André Comte-Sponville Petit traité des grandes vertus (1995)

"Actualités" par Diane Dufresne (1976)

 

Le premier ministre indien Narendra Modi n’a pas hésité à tancer Poutine publiquement lors d'un entretien télévisé avec ce dernier, en marge du sommet de l'Organisation de coopération de Shanghai (OCS) à Samarcande : « On n’est plus à l’époque de ce genre de guerre. »

L’homme qui dirige le 2e pays le plus peuplé du monde, n’est pas vraiment sympathique, pourtant on lui sait gré d’avoir rappelé à son homologue russe cette évidence.
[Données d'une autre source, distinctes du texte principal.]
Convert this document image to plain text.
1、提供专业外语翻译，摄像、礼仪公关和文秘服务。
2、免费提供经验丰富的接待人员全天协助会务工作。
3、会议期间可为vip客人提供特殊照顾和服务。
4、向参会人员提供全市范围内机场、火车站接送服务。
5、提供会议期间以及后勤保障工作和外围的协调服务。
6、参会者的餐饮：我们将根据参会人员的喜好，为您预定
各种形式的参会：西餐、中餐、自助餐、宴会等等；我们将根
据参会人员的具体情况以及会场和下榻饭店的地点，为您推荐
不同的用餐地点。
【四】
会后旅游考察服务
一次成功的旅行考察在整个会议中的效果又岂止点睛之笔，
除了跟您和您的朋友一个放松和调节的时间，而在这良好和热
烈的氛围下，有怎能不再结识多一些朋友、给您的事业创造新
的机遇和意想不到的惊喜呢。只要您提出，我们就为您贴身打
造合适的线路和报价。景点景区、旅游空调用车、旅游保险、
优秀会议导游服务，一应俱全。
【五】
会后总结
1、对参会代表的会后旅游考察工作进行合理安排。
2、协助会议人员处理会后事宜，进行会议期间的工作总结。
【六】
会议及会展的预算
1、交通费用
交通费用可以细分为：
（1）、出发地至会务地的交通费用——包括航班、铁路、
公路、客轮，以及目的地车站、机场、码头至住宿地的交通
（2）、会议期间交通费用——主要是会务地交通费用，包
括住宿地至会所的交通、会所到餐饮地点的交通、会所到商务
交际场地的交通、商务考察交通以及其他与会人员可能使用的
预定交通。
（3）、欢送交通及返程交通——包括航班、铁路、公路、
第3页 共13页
Hélas, confronté à l’échec patent de son « opération militaire spéciale » en Ukraine, en décidant de mobiliser les réservistes de l’armée russe, en lançant l’organisation de référendums dans les régions séparatistes, et en menaçant de nouveau d’utiliser l’arme nucléaire, le despote russe, dont la santé n’a pas l’air si mauvaise, continue sa fuite en avant toujours plus inquiétante.

Comme si les effets calamiteux du dérèglement climatique, de la guerre faite à l’Ukraine depuis sept mois et le retour de l’inflation, ne suffisaient pas à rendre l’actualité anxiogène !

Au même moment, en Gaule, l’union électorale Nupes tangue après la déclaration du secrétaire du Parti communiste Julien Roussel appelant à une «gauche du travail et pas des allocations» et la publication simultanée du livre du député de La France insoumise François Ruffin, « Je vous écris du front de la Somme » qui analyse l’attractivité de l’extrême droite dans la Somme, au renoncement de la gauche à se battre pour l’emploi, lui préférant le combat pour un revenu minimum d’existence et autres allocations et droits sociaux.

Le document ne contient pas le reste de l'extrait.